TRUS: A transrectal prostate ultrasound allows Dr. Alarcon to get a picture of your prostate via an ultrasound probe that is inserted into the rectum. Although the TRUS is not 100 percent reliable as a way to detect prostate tumors, it does find some that escape the DRE. The TRUS can also help Dr. Alarcon to estimate the size of your prostate, which is used to calculate the PSA density. This information helps doctors differentiate between prostate cancer and prostate enlargement. Generally, a PSA density greater than 15 percent suggests (but does not definitively identify) prostate cancer, while a lower density suggests BPH.

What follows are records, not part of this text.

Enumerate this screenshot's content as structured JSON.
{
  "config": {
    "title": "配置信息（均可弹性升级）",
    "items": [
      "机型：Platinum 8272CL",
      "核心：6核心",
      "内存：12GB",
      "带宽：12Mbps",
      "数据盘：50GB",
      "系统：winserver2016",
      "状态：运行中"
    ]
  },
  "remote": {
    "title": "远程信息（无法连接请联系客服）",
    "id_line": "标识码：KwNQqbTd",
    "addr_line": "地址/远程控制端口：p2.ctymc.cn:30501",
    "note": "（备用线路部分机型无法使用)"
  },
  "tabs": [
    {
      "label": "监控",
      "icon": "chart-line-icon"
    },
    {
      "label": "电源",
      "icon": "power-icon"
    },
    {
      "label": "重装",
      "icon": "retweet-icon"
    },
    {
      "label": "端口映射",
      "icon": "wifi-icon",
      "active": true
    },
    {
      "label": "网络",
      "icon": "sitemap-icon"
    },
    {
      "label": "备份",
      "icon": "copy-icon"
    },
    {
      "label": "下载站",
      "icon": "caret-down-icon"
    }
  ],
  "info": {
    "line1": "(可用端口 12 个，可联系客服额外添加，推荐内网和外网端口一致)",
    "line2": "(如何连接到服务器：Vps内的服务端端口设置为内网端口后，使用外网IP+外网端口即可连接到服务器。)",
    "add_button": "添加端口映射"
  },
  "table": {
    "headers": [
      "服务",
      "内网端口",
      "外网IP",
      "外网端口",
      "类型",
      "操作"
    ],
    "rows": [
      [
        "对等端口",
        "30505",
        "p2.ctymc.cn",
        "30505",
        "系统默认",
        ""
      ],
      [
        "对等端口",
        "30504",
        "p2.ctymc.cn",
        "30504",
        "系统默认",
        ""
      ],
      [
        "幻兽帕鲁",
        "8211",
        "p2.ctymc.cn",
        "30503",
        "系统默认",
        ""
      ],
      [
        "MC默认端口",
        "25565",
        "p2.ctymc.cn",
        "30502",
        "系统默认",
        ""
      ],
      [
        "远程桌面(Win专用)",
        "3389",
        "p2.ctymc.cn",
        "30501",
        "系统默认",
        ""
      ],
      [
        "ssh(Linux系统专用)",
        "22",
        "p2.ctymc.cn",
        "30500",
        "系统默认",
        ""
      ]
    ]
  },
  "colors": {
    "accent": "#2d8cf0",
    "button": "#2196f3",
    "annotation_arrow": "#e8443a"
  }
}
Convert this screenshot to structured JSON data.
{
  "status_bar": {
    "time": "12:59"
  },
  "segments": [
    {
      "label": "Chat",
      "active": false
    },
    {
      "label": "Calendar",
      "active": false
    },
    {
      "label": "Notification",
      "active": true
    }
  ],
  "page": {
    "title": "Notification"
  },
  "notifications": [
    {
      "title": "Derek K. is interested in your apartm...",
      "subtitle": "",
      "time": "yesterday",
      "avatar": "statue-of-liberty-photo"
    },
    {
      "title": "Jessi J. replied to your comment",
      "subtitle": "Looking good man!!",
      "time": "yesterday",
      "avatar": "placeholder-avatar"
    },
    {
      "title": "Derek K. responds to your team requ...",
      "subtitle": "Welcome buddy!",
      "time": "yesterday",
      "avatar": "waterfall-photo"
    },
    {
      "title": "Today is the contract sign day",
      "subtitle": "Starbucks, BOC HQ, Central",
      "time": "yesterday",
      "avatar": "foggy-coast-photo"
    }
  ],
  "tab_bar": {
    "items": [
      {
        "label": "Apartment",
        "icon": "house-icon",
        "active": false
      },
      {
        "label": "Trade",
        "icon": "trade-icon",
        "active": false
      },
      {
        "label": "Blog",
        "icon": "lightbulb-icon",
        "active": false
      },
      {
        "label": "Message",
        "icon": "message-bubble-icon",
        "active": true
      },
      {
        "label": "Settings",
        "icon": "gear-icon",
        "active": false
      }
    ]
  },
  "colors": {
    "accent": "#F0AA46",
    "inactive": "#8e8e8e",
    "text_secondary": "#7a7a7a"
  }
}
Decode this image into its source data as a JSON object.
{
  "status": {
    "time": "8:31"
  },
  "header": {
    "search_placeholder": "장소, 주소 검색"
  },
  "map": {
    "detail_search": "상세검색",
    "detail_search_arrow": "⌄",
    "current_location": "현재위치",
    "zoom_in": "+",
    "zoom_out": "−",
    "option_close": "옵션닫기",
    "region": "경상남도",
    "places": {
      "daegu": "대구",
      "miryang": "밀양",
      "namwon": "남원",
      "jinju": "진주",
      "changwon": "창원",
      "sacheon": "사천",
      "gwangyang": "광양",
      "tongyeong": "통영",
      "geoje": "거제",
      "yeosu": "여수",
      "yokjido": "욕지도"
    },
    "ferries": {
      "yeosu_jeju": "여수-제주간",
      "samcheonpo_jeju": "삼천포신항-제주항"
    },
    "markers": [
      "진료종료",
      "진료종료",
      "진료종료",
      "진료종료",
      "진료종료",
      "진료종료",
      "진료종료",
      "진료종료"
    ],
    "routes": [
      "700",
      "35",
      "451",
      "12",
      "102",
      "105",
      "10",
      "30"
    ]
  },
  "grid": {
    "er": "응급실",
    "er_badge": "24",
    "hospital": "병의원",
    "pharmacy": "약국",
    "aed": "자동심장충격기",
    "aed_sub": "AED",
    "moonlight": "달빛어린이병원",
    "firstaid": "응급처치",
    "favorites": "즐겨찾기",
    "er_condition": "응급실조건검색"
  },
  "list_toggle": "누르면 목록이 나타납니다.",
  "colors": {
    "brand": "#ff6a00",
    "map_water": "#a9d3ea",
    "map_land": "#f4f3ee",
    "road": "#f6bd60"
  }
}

Prostate Biopsy: The biopsy procedure allows Dr. Alarcon to take small core samples of prostate tissue for examination in a laboratory. If cancer is found, it can be “staged” and “graded” according to a number of factors. More on the prostate biopsy procedure. In some cases, although cancer is not initially found, the laboratory may discover something called PIN which are irregular, but not cancerous cells in the prostate, that some experts believe set the stage for cancer in some men. PIN is graded “high” or “low” depending on the extent of the cellular irregularity.
Other Imaging Techniques: Other imaging used to diagnose prostate cancer may include an MRI scan. A MRI uses a magnetic field, radio waves, and a computer to produce very clear pictures of internal structures without the use of x-rays. Images from an MRI can provide physicians with information that may not be visualized adequately using x-rays, ultrasound, or computed tomography (CT).
There is no “one size fits all” treatment for prostate cancer. Today men diagnosed with localized prostate cancer may live for many years, any decision made now will probably reverberate for a long time. Your decision-making process should include a combination of factors, including:
- The need for treatment
- The risk level of your cancer
- Your personal circumstances
- Your desire for a certain therapy
There is a growing number of options for treating prostate cancer including:
- Watchful Waiting
- Hormone Therapy
You and Dr. Alarcon may discuss “watchful waiting” or “active surveillance” (as it is also known), depending on the stage, level of risk, and other factors like your age and lifestyle priorities. This is the most basic treatment for prostate cancer, and it involves doing nothing more than keeping an eye on the situation, typically by returning to Dr. Alarcon routinely for examinations to make sure the disease has not taken a turn for the worse. Watchful waiting entails regular prostate-specific antigen (PSA) tests, digital rectal exams (DRE) and/or other tests. “Waiting” means being alert for any indication that the cancer has developed to the point that it may require surgery or other treatment. If you meet the criteria for watchful waiting, you may avoid the discomfort and possible side effects of treatment by choosing this option. If you have limited remaining life span or other serious disease, watchful waiting may enable you to maximize your quality of life and avoid prolonged recovery and other complications. Generally, watchful waiting is appropriate for men who meet one or more of these criteria.
- Short life expectancy
- Have significant other illnesses
- Have small tumors, a low Gleason score, and a low PSA level
- Any man fearful of treatment, regardless of age or health.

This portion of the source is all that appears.